Alternative Treatments Options For Prostatitis
Prostatitis refers to inflammation of the prostate gland, a walnut-shaped organ located under the bladder whose main role is to produce semen. An inflamed prostate can result in a number of symptoms, such as a frequent and urgent need to urinate and pain or burning upon urinating – often in addition to pelvic, groin or low back pain. Prostatitis represents a mix of conditions, including acute prostatitis, chronic bacterial prostatitis and chronic prostatitis/chronic pelvic pain syndrome (CP/CPPS), which accounts for the majority of the cases.
Common symptoms include urologic pain, or discomfort in the pelvic region, associated with urinary symptoms and/or sexual dysfunction, lasting for at least 3 of the previous 6 months. Symptoms of CP/CPPS can diminish quality of life and impair physical and psychologic function. The most common cause of prostatitis is bacterial, but trauma, stress or an immune system disorder are other possible causes for prostatitis.
Medical treatments for prostatitis generally depend on the type of prostatitis you’ve been diagnosed with. Treatment generally involves the use of various medications such as antibiotics and in more severe cases surgery. Below are few of the alternative therapies available used to treat and alleviate the symptoms prostatitis.
When the prostate is inflamed, infected or congested, the small sacs inside the gland become blocked and accumulate prostatic fluids. These fluids are a breeding ground for microbes that can cause more inflammation and prostatitis. Therapeutic prostate massage may extrude the accumulated fluids, open up the passages in the prostate and allow the gland to shrink back to normal size. Prostate massage also improves blood flow to the prostate, which delivers more essential nutrients, oxygen and white blood cells to fight infections.

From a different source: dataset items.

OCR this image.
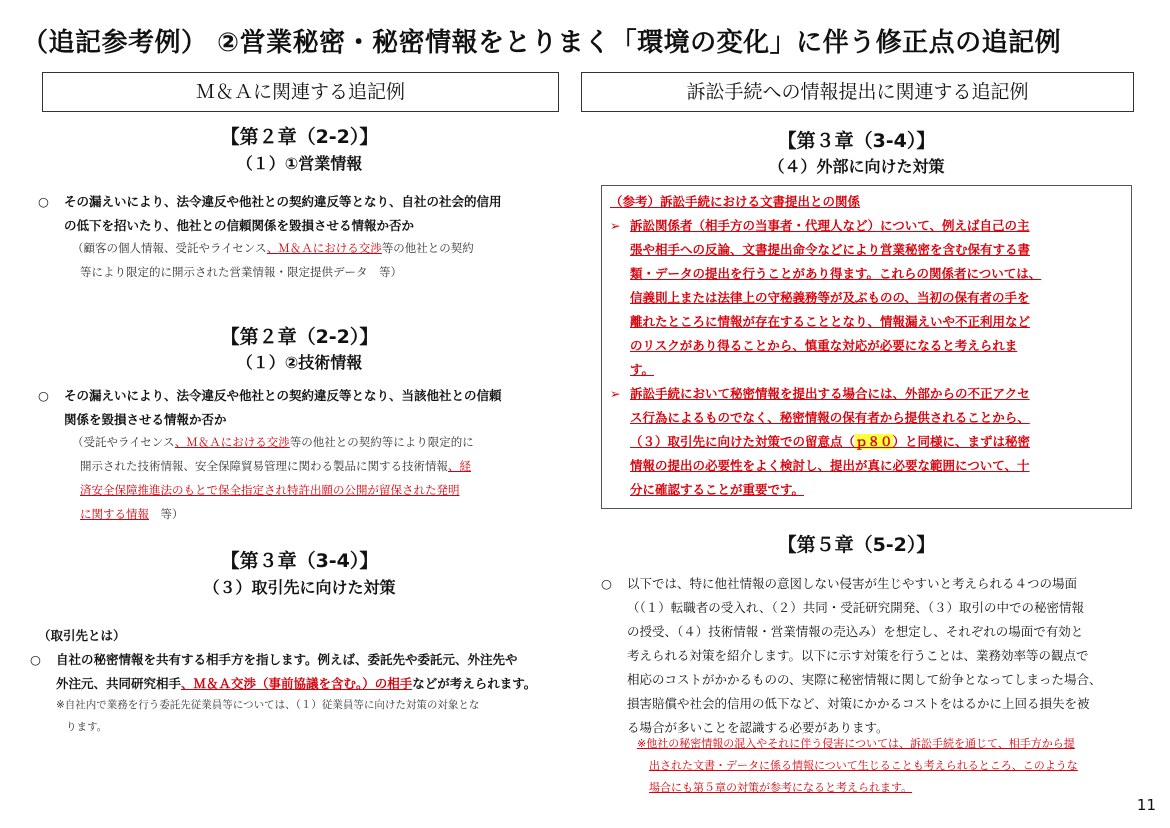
（追記参考例） ②営業秘密・秘密情報をとりまく「環境の変化」に伴う修正点の追記例
Ｍ＆Ａに関連する追記例
【第２章（2-2）】
（１）①営業情報
○ その漏えいにより、法令違反や他社との契約違反等となり、自社の社会的信用
の低下を招いたり、他社との信頼関係を毀損させる情報か否か
（顧客の個人情報、受託やライセンス、Ｍ＆Ａにおける交渉等の他社との契約
等により限定的に開示された営業情報・限定提供データ　等）
【第２章（2-2）】
（１）②技術情報
○ その漏えいにより、法令違反や他社との契約違反等となり、当該他社との信頼
関係を毀損させる情報か否か
（受託やライセンス、Ｍ＆Ａにおける交渉等の他社との契約等により限定的に
開示された技術情報、安全保障貿易管理に関わる製品に関する技術情報、経
済安全保障推進法のもとで保全指定され特許出願の公開が留保された発明
に関する情報　等）
【第３章（3-4）】
（３）取引先に向けた対策
（取引先とは）
○ 自社の秘密情報を共有する相手方を指します。例えば、委託先や委託元、外注先や
外注元、共同研究相手、Ｍ＆Ａ交渉（事前協議を含む。）の相手などが考えられます。
※自社内で業務を行う委託先従業員等については、（１）従業員等に向けた対策の対象とな
ります。
訴訟手続への情報提出に関連する追記例
【第３章（3-4）】
（４）外部に向けた対策
（参考）訴訟手続における文書提出との関係
➢ 訴訟関係者（相手方の当事者・代理人など）について、例えば自己の主
張や相手への反論、文書提出命令などにより営業秘密を含む保有する書
類・データの提出を行うことがあり得ます。これらの関係者については、
信義則上または法律上の守秘義務等が及ぶものの、当初の保有者の手を
離れたところに情報が存在することとなり、情報漏えいや不正利用など
のリスクがあり得ることから、慎重な対応が必要になると考えられま
す。
➢ 訴訟手続において秘密情報を提出する場合には、外部からの不正アクセ
ス行為によるものでなく、秘密情報の保有者から提供されることから、
（３）取引先に向けた対策での留意点（ｐ８０）と同様に、まずは秘密
情報の提出の必要性をよく検討し、提出が真に必要な範囲について、十
分に確認することが重要です。
【第５章（5-2）】
○ 以下では、特に他社情報の意図しない侵害が生じやすいと考えられる４つの場面
（（１）転職者の受入れ、（２）共同・受託研究開発、（３）取引の中での秘密情報
の授受、（４）技術情報・営業情報の売込み）を想定し、それぞれの場面で有効と
考えられる対策を紹介します。以下に示す対策を行うことは、業務効率等の観点で
相応のコストがかかるものの、実際に秘密情報に関して紛争となってしまった場合、
損害賠償や社会的信用の低下など、対策にかかるコストをはるかに上回る損失を被
る場合が多いことを認識する必要があります。
※他社の秘密情報の混入やそれに伴う侵害については、訴訟手続を通じて、相手方から提
出された文書・データに係る情報について生じることも考えられるところ、このような
場合にも第５章の対策が参考になると考えられます。
11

Kegel exercises help to improve pelvic muscle tone. They may help some men reduce urinary symptoms. These exercises involve tightening and relaxing the pelvic floor muscles. To identify the muscles, it may help to think of the muscles you use to stop and start a stream of urine, or to keep from passing gas. Tighten muscles for a count of 10, then relax for a count of 10. Repeat 10 times, and do at least 5 to 10 sets daily.
Hydrotherapy, or water therapy, helps increase circulation in the prostate while helping to relax and open the urinary tract. Sit in a tub full of the hottest water you can tolerate for 15-30 minutes. Cold soaks may also be therapeutic, and should be alternated with hot soaks.
Biofeedback is an alternative method of treatment that allows you to use your thoughts to control your pain. Biofeedback enables a person to become more aware of his body’s signals. It is very useful for pelvic-floor muscles because they are not visible. With increased awareness, patients can learn to correctly contract, relax and coordinate these muscles so they work more effectively. With the help of a biofeedback monitoring device, you can learn to relax your muscles and control your symptoms of prostatitis.